A few links landed in my email this week that are more than good enough to share:

  • Peter Brantley beat me good and proper to the Google-journals story.

  • This interview from Genentech contains a lovely rant from an ex-academic researcher who moved into industry (scroll down to “page” 31):

    It’s even worse than that. So you send the paper in; they often send it back rejected. You work for the journals for free as a reviewer. They send you papers. You work many hours studying them and writing critiques. You don’t get anything for that so you’re working as a slave for free. You pay to publish the paper–you pay page charges. If you have a lot of color figures sometimes it’s thousands of dollars. [voice crescendoing] And then you pay them to subscribe to the journal! [laughter] They walk all over you: you work for free; you pay to publish; and then you buy the journal back. What kind of a system is that? Man, they have got it made, I’ll tell you. Anyway, that also was part of [my decision to join Genentech].

Wow. It’s seriously bad news when your basic source of labor thinks you’re a scam. As much as we whinge and moan in libraries, nobody thinks that badly of us.

OAI tidbit

I got asked for repository statistics today, so I spent far more time than I wanted to just getting DSpace’s statistics module to work right. (They changed the log format in 1.4, and there’s a patch, and we’d done some weird things with old logs, and… look, you don’t want the whole sob story.)

Perusing the result, I came upon these two curious little lines:

OAI Requests 54,106
OAI Error 42,289

Oh dear.
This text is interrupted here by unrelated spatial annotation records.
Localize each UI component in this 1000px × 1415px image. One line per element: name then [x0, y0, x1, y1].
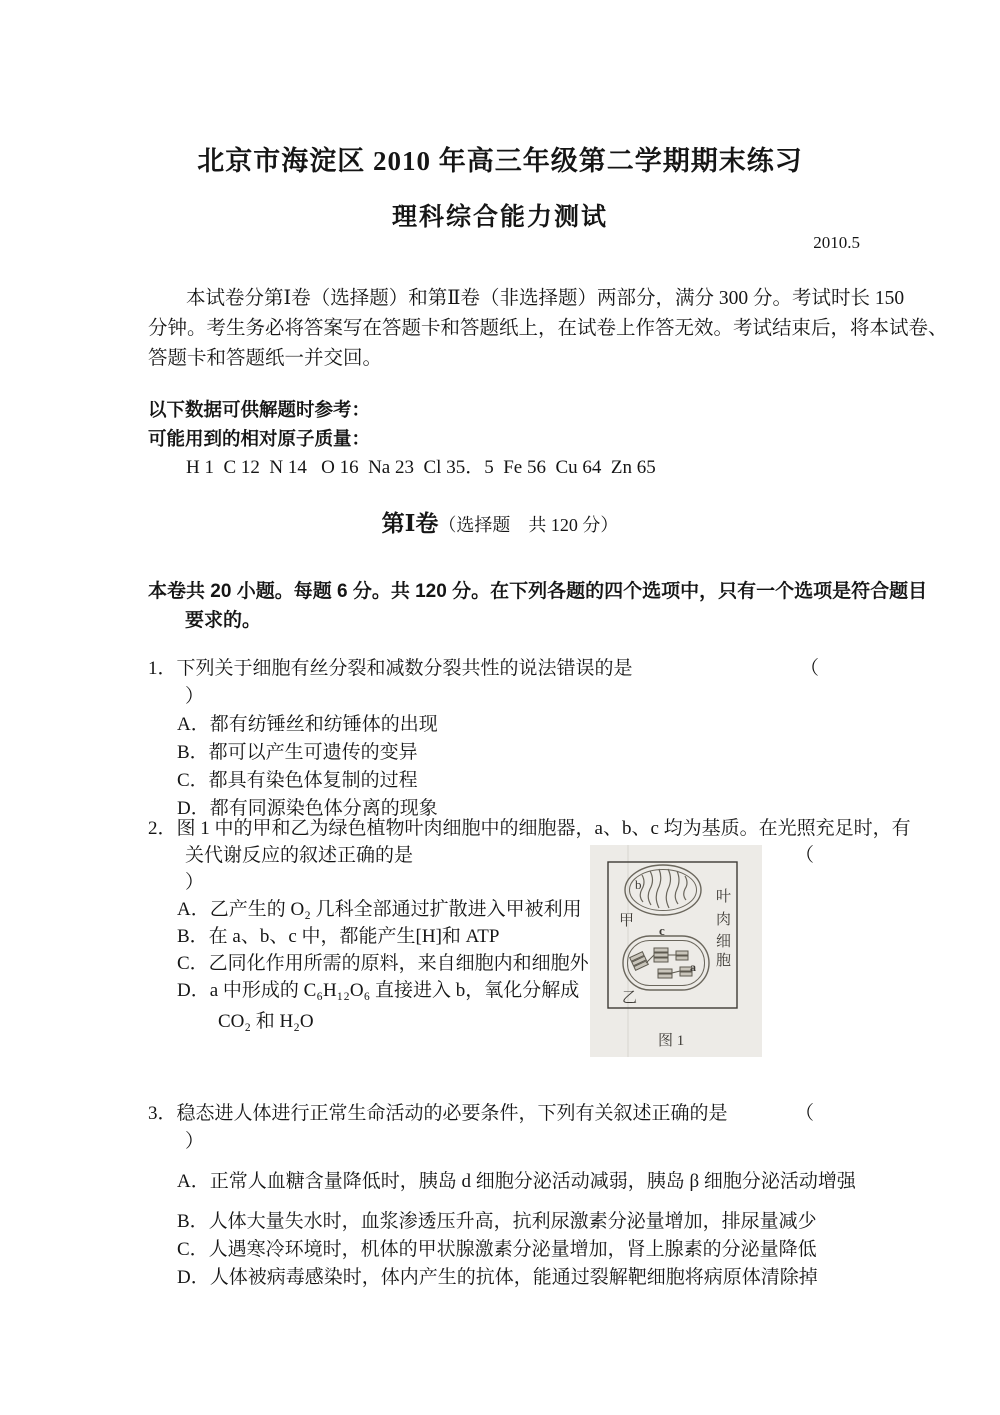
question-3-number: 3．: [148, 1103, 177, 1124]
svg-text:细: 细: [716, 934, 732, 950]
question-3-option-a: A．正常人血糖含量降低时，胰岛 d 细胞分泌活动减弱，胰岛 β 细胞分泌活动增强: [177, 1171, 856, 1192]
figure-label-yi: 乙: [622, 990, 638, 1006]
answer-bracket-open: （: [795, 1103, 815, 1124]
question-1-stem: 下列关于细胞有丝分裂和减数分裂共性的说法错误的是: [176, 658, 633, 679]
grana-stacks: [630, 948, 692, 978]
question-1-option-a: A．都有纺锤丝和纺锤体的出现: [177, 714, 438, 735]
page-subtitle: 理科综合能力测试: [391, 203, 608, 231]
question-2-option-c: C．乙同化作用所需的原料，来自细胞内和细胞外: [177, 953, 589, 974]
question-2-stem-line1: 图 1 中的甲和乙为绿色植物叶肉细胞中的细胞器，a、b、c 均为基质。在光照充足时，有: [176, 818, 911, 839]
atomic-mass-label: 可能用到的相对原子质量：: [148, 428, 371, 449]
answer-bracket-close: ）: [185, 872, 205, 893]
svg-text:肉: 肉: [716, 912, 732, 928]
reference-data-note: 以下数据可供解题时参考：: [148, 399, 371, 420]
figure-caption: 图 1: [658, 1033, 685, 1049]
figure-letter-c: c: [659, 923, 665, 938]
cell-vertical-label: [716, 888, 731, 969]
figure-letter-b: b: [635, 877, 642, 892]
answer-bracket-open: （: [795, 845, 815, 866]
question-2-stem-line2: 关代谢反应的叙述正确的是: [185, 845, 414, 866]
question-1-option-d: D．都有同源染色体分离的现象: [177, 798, 438, 819]
question-2-option-d-continued: CO₂ 和 H₂O: [218, 1011, 314, 1032]
svg-text:胞: 胞: [716, 953, 732, 969]
question-2-option-d: D．a 中形成的 C₆H₁₂O₆ 直接进入 b，氧化分解成: [177, 980, 580, 1001]
question-3-option-c: C．人遇寒冷环境时，机体的甲状腺激素分泌量增加，肾上腺素的分泌量降低: [177, 1239, 817, 1260]
section-1-heading-sub: （选择题 共 120 分）: [438, 515, 619, 535]
page-title: 北京市海淀区 2010 年高三年级第二学期期末练习: [197, 146, 803, 176]
exam-intro-paragraph: [148, 284, 948, 374]
question-2: [148, 815, 911, 1049]
answer-bracket-close: ）: [185, 686, 205, 707]
exam-date: 2010.5: [813, 233, 860, 252]
section-1-heading: [0, 505, 1000, 538]
question-3-option-d: D．人体被病毒感染时，体内产生的抗体，能通过裂解靶细胞将病原体清除掉: [177, 1267, 818, 1288]
section-1-instructions: [148, 577, 928, 635]
question-2-stem-row: [148, 815, 911, 842]
leaf-cell-diagram: [590, 845, 762, 1057]
question-3-option-b: B．人体大量失水时，血浆渗透压升高，抗利尿激素分泌量增加，排尿量减少: [177, 1211, 817, 1232]
answer-bracket-open: （: [800, 658, 820, 679]
question-3-stem-row: [148, 1100, 878, 1128]
instructions-line: 要求的。: [185, 610, 262, 631]
figure-1-scanned-diagram: [590, 845, 762, 1057]
figure-letter-a: a: [690, 960, 696, 974]
intro-line: 答题卡和答题纸一并交回。: [148, 348, 383, 369]
question-2-option-a: A．乙产生的 O₂ 几科全部通过扩散进入甲被利用: [177, 899, 582, 920]
intro-line: 本试卷分第Ⅰ卷（选择题）和第Ⅱ卷（非选择题）两部分，满分 300 分。考试时长 150: [186, 288, 905, 309]
question-1-number: 1．: [148, 658, 177, 679]
svg-text:叶: 叶: [716, 889, 732, 905]
question-2-number: 2．: [148, 818, 177, 839]
question-1-stem-row: [148, 655, 878, 683]
intro-line: 分钟。考生务必将答案写在答题卡和答题纸上，在试卷上作答无效。考试结束后，将本试卷、: [148, 318, 948, 339]
figure-label-jia: 甲: [619, 913, 635, 929]
question-1-option-c: C．都具有染色体复制的过程: [177, 770, 418, 791]
section-1-heading-main: 第Ⅰ卷: [381, 511, 439, 536]
instructions-line: 本卷共 20 小题。每题 6 分。共 120 分。在下列各题的四个选项中，只有一个选项是符合题目: [148, 581, 928, 602]
question-1: [148, 655, 878, 823]
question-3-stem: 稳态进人体进行正常生命活动的必要条件，下列有关叙述正确的是: [176, 1103, 728, 1124]
question-3: [148, 1100, 878, 1292]
question-2-option-b: B．在 a、b、c 中，都能产生[H]和 ATP: [177, 926, 500, 947]
answer-bracket-close: ）: [185, 1131, 205, 1152]
atomic-mass-values: H 1 C 12 N 14 O 16 Na 23 Cl 35．5 Fe 56 Cu 64 Zn 65: [186, 457, 656, 478]
question-1-option-b: B．都可以产生可遗传的变异: [177, 742, 418, 763]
I’m not sure what to think about that. I’m responsible for a few of those errors (the easiest way for me to experiment with OAI verbs is to hand-construct URLs, and I frequently make mistakes), but almost certainly less than a hundred!
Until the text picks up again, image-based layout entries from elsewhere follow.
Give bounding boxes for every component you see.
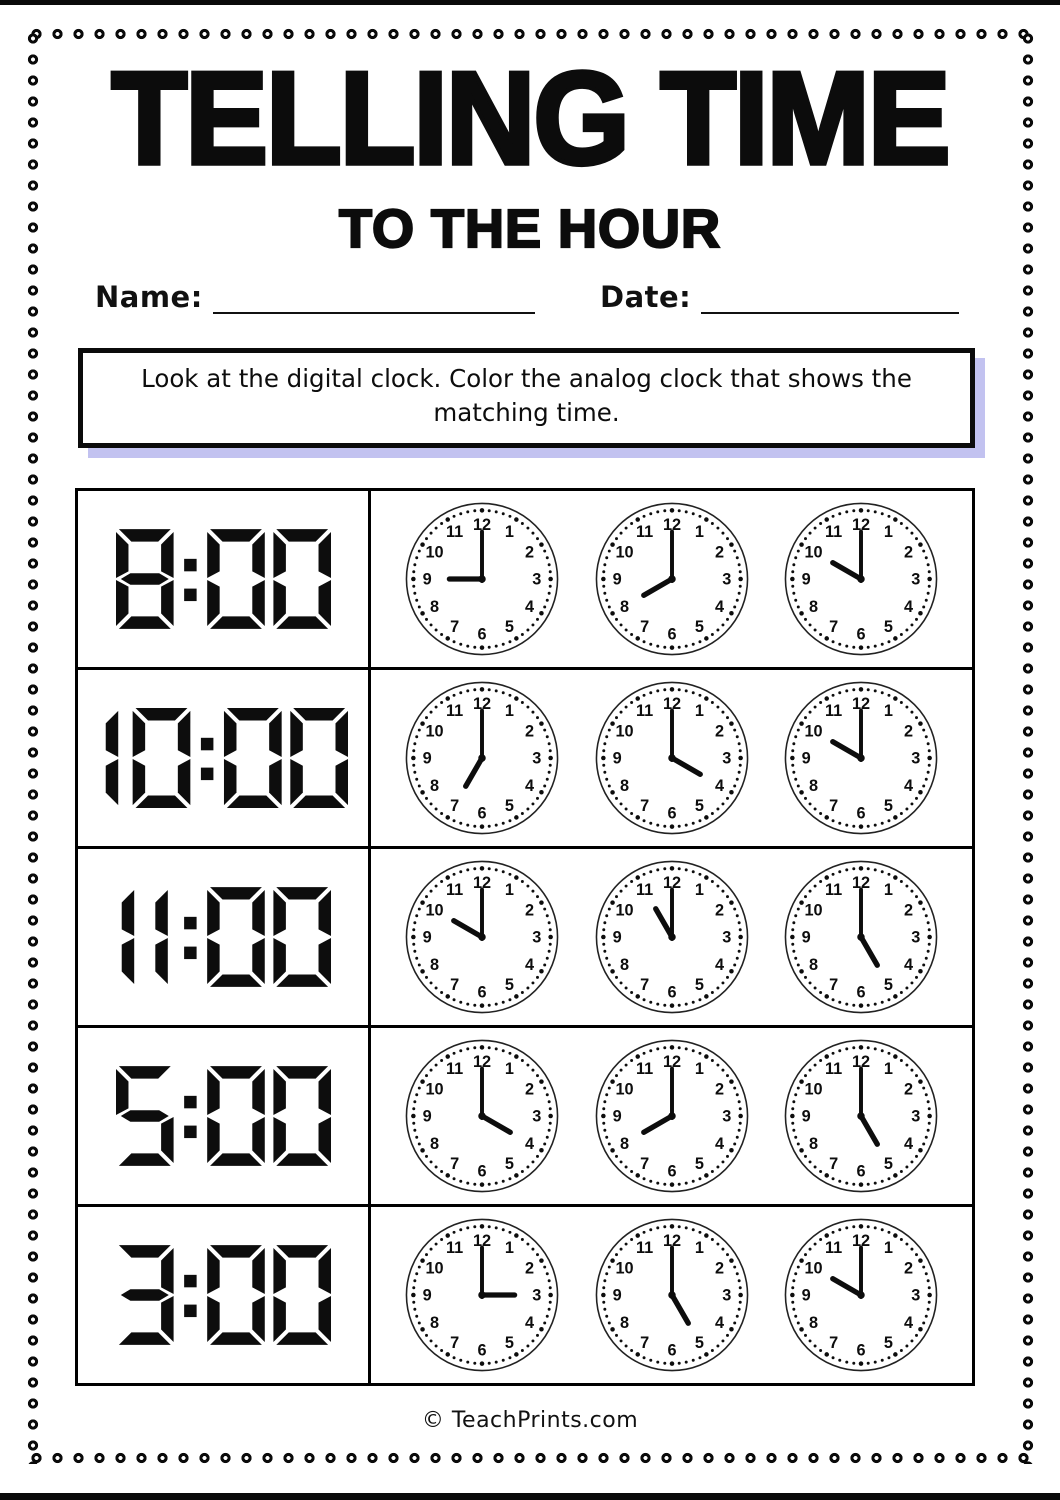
worksheet-row [78,1025,972,1204]
svg-text:1: 1 [884,1060,894,1079]
analog-clock-options [371,670,972,846]
svg-text:1: 1 [504,523,514,542]
svg-text:7: 7 [829,1334,839,1353]
svg-text:9: 9 [801,570,811,589]
svg-text:6: 6 [856,983,866,1002]
svg-text:1: 1 [694,702,704,721]
svg-text:2: 2 [904,1080,914,1099]
analog-clock-option[interactable] [593,679,751,837]
svg-text:2: 2 [524,1080,534,1099]
svg-text:7: 7 [449,618,459,637]
analog-clock-option[interactable] [403,1216,561,1374]
svg-text:3: 3 [911,570,921,589]
svg-text:11: 11 [635,1239,653,1258]
svg-text:1: 1 [694,881,704,900]
analog-clock-options [371,1028,972,1204]
svg-text:10: 10 [804,1259,823,1278]
svg-text:6: 6 [856,1341,866,1360]
svg-text:9: 9 [612,570,622,589]
svg-text:3: 3 [911,1286,921,1305]
svg-text:10: 10 [614,543,634,562]
svg-text:3: 3 [721,749,731,768]
svg-text:1: 1 [884,523,894,542]
analog-clock-option[interactable] [782,679,940,837]
svg-text:7: 7 [639,1334,649,1353]
svg-text:1: 1 [694,1060,704,1079]
svg-text:11: 11 [635,1060,653,1079]
svg-text:4: 4 [904,598,914,617]
svg-text:7: 7 [639,976,649,995]
svg-text:3: 3 [532,570,542,589]
svg-text:12: 12 [472,694,491,713]
bottom-edge-bar [0,1493,1060,1500]
svg-text:8: 8 [809,598,819,617]
analog-clock-options [371,1207,972,1383]
svg-text:11: 11 [825,1239,843,1258]
svg-text:3: 3 [911,749,921,768]
svg-text:7: 7 [449,1334,459,1353]
svg-text:7: 7 [639,618,649,637]
svg-text:3: 3 [721,570,731,589]
svg-text:11: 11 [445,702,463,721]
svg-text:9: 9 [801,928,811,947]
svg-text:1: 1 [694,1239,704,1258]
svg-text:2: 2 [524,901,534,920]
svg-text:9: 9 [612,928,622,947]
svg-text:10: 10 [614,1259,634,1278]
svg-text:5: 5 [694,618,704,637]
svg-text:8: 8 [429,956,439,975]
svg-text:2: 2 [714,543,724,562]
svg-text:10: 10 [804,722,823,741]
svg-text:5: 5 [884,976,894,995]
svg-text:8: 8 [619,1314,629,1333]
worksheet-row [78,846,972,1025]
svg-text:7: 7 [449,976,459,995]
svg-text:3: 3 [532,1286,542,1305]
svg-text:8: 8 [809,777,819,796]
analog-clock-options [371,491,972,667]
svg-text:3: 3 [911,1107,921,1126]
svg-text:6: 6 [477,1162,487,1181]
svg-text:12: 12 [662,1231,681,1250]
svg-text:12: 12 [852,1231,871,1250]
svg-text:9: 9 [612,1286,622,1305]
svg-text:4: 4 [524,777,534,796]
svg-text:1: 1 [504,1060,514,1079]
svg-text:4: 4 [904,1314,914,1333]
svg-text:12: 12 [472,1231,491,1250]
svg-text:10: 10 [425,543,444,562]
analog-clock-option[interactable] [782,1216,940,1374]
analog-clock-option[interactable] [593,1216,751,1374]
svg-text:4: 4 [524,1135,534,1154]
svg-text:6: 6 [856,1162,866,1181]
svg-text:8: 8 [809,1135,819,1154]
svg-text:9: 9 [422,749,432,768]
svg-text:1: 1 [694,523,704,542]
svg-text:11: 11 [445,881,463,900]
digital-clock [78,670,371,846]
svg-text:5: 5 [504,976,514,995]
svg-text:3: 3 [721,1286,731,1305]
top-edge-bar [0,0,1060,5]
svg-text:9: 9 [422,570,432,589]
svg-text:6: 6 [477,804,487,823]
svg-text:8: 8 [809,1314,819,1333]
svg-text:12: 12 [472,515,491,534]
svg-text:7: 7 [829,797,839,816]
svg-text:9: 9 [422,1286,432,1305]
svg-text:9: 9 [801,1107,811,1126]
svg-text:12: 12 [662,1052,681,1071]
svg-text:12: 12 [852,515,871,534]
svg-text:4: 4 [714,598,724,617]
svg-text:12: 12 [662,515,681,534]
svg-text:8: 8 [619,777,629,796]
svg-text:10: 10 [425,901,444,920]
svg-text:2: 2 [904,1259,914,1278]
name-label: Name: [95,280,203,315]
svg-text:8: 8 [619,1135,629,1154]
svg-text:6: 6 [666,804,677,823]
svg-text:4: 4 [904,956,914,975]
date-field-group [600,280,959,314]
worksheet-table [75,488,975,1386]
svg-text:12: 12 [852,873,871,892]
svg-text:2: 2 [714,1080,724,1099]
svg-text:5: 5 [694,1155,704,1174]
svg-text:5: 5 [694,1334,704,1353]
svg-text:12: 12 [852,1052,871,1071]
svg-text:1: 1 [504,881,514,900]
svg-text:8: 8 [619,598,629,617]
svg-text:11: 11 [445,1239,463,1258]
svg-text:8: 8 [429,777,439,796]
svg-text:12: 12 [472,1052,491,1071]
svg-text:5: 5 [504,797,514,816]
svg-text:8: 8 [429,1314,439,1333]
svg-text:8: 8 [619,956,629,975]
svg-text:2: 2 [524,1259,534,1278]
svg-text:6: 6 [477,625,487,644]
analog-clock-option[interactable] [593,500,751,658]
svg-text:5: 5 [884,1155,894,1174]
svg-text:7: 7 [829,1155,839,1174]
svg-text:7: 7 [449,797,459,816]
svg-text:6: 6 [856,804,866,823]
digital-clock [78,1207,371,1383]
svg-text:5: 5 [884,1334,894,1353]
svg-text:4: 4 [714,956,724,975]
svg-text:2: 2 [714,722,724,741]
svg-text:9: 9 [801,1286,811,1305]
svg-text:10: 10 [425,1080,444,1099]
svg-text:11: 11 [825,1060,843,1079]
svg-text:9: 9 [801,749,811,768]
svg-text:6: 6 [666,1162,677,1181]
analog-clock-option[interactable] [782,858,940,1016]
svg-text:11: 11 [825,523,843,542]
svg-text:6: 6 [856,625,866,644]
svg-text:4: 4 [904,1135,914,1154]
svg-text:7: 7 [829,618,839,637]
svg-text:12: 12 [472,873,491,892]
svg-text:5: 5 [504,1334,514,1353]
svg-text:4: 4 [714,1135,724,1154]
svg-text:4: 4 [524,1314,534,1333]
instruction-box [78,348,975,448]
svg-text:10: 10 [614,1080,634,1099]
svg-text:1: 1 [884,881,894,900]
svg-text:5: 5 [504,618,514,637]
svg-text:5: 5 [504,1155,514,1174]
svg-text:8: 8 [429,598,439,617]
svg-text:6: 6 [477,1341,487,1360]
footer-credit: © TeachPrints.com [421,1408,639,1433]
name-field-group [95,280,535,314]
name-input-line[interactable] [213,280,535,314]
page-title: TELLING TIME [111,45,949,193]
svg-text:2: 2 [904,543,914,562]
svg-text:8: 8 [809,956,819,975]
worksheet-row [78,1204,972,1383]
svg-text:10: 10 [804,901,823,920]
svg-text:5: 5 [694,797,704,816]
svg-text:6: 6 [666,625,677,644]
svg-text:10: 10 [425,1259,444,1278]
svg-text:9: 9 [612,1107,622,1126]
date-input-line[interactable] [701,280,959,314]
analog-clock-option[interactable] [403,679,561,837]
svg-text:1: 1 [504,1239,514,1258]
svg-text:2: 2 [714,901,724,920]
svg-text:7: 7 [639,797,649,816]
svg-text:11: 11 [635,881,653,900]
svg-text:3: 3 [721,928,731,947]
svg-text:5: 5 [884,618,894,637]
svg-text:10: 10 [425,722,444,741]
svg-text:4: 4 [524,956,534,975]
analog-clock-option[interactable] [403,1037,561,1195]
svg-text:7: 7 [829,976,839,995]
svg-text:1: 1 [504,702,514,721]
dotted-border-bottom [26,1452,1034,1464]
svg-text:12: 12 [662,694,681,713]
svg-text:12: 12 [662,873,681,892]
svg-text:3: 3 [532,928,542,947]
svg-text:4: 4 [904,777,914,796]
date-label: Date: [600,280,692,315]
svg-text:11: 11 [635,523,653,542]
analog-clock-option[interactable] [403,500,561,658]
analog-clock-option[interactable] [403,858,561,1016]
svg-text:1: 1 [884,1239,894,1258]
svg-text:9: 9 [422,928,432,947]
svg-text:9: 9 [612,749,622,768]
svg-text:3: 3 [721,1107,731,1126]
svg-text:3: 3 [532,749,542,768]
svg-text:11: 11 [635,702,653,721]
svg-text:4: 4 [524,598,534,617]
svg-text:9: 9 [422,1107,432,1126]
digital-clock [78,849,371,1025]
digital-clock [78,491,371,667]
svg-text:2: 2 [904,901,914,920]
svg-text:2: 2 [524,722,534,741]
analog-clock-option[interactable] [593,858,751,1016]
svg-text:10: 10 [614,722,634,741]
instruction-text: Look at the digital clock. Color the analog clock that shows the matching time. [141,364,912,427]
svg-text:11: 11 [825,881,843,900]
worksheet-row [78,667,972,846]
svg-text:7: 7 [639,1155,649,1174]
svg-text:5: 5 [694,976,704,995]
page-subtitle: TO THE HOUR [338,199,721,259]
svg-text:4: 4 [714,777,724,796]
svg-text:6: 6 [666,983,677,1002]
svg-text:2: 2 [524,543,534,562]
analog-clock-option[interactable] [782,500,940,658]
svg-text:12: 12 [852,694,871,713]
svg-text:5: 5 [884,797,894,816]
analog-clock-options [371,849,972,1025]
svg-text:7: 7 [449,1155,459,1174]
svg-text:2: 2 [904,722,914,741]
svg-text:6: 6 [477,983,487,1002]
svg-text:8: 8 [429,1135,439,1154]
svg-text:3: 3 [532,1107,542,1126]
analog-clock-option[interactable] [593,1037,751,1195]
dotted-border-top [26,28,1034,40]
svg-text:10: 10 [804,543,823,562]
analog-clock-option[interactable] [782,1037,940,1195]
svg-text:11: 11 [825,702,843,721]
svg-text:3: 3 [911,928,921,947]
svg-text:11: 11 [445,1060,463,1079]
svg-text:10: 10 [614,901,634,920]
digital-clock [78,1028,371,1204]
svg-text:1: 1 [884,702,894,721]
svg-text:11: 11 [445,523,463,542]
svg-text:6: 6 [666,1341,677,1360]
svg-text:10: 10 [804,1080,823,1099]
svg-text:2: 2 [714,1259,724,1278]
svg-text:4: 4 [714,1314,724,1333]
worksheet-row [78,491,972,667]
Dies Martis, 19 Decembri 2006

Oh dear, was I that bad?

Normally I leave memes over on LiveJournal where they belong, but this one was so classic I had to crosspost it:

Ding dong! verily the sky
Is riv’n with cavlec singing.

Ding Dong Merrily on High
from the Christmas Song Generator.

Get your own song :

Okay, okay, I admit last Saturday’s concert was not my most shining musical moment ever (just really out of voice for some reason), but this is just cruel!

Dreamhost anti-spam tip

If you run a domain on Dreamhost with just a few associated email addresses (as I do), and you think Dreamhost’s install of SpamAssassin is garbage (as I do), here’s a tip that has significantly reduced the spam I get:

Log into webmail. Go to Options, then SpamAssassin Configuration. Enter each legitimate email address on your domain under the “Add New Address” area, with a Whitelist value of 9. Then add “@yourdomain.com” (substituting your domain, of course) with a Blacklist value of 7.

What this does is let mail with a legit address on it through (note: spammers can and do spoof the entirety of a legitimate address, so this won’t catch every Joe-job) while blocking anything that’s spoofing just your domain in the email address.

It’s utterly shocking how much spam that is catching.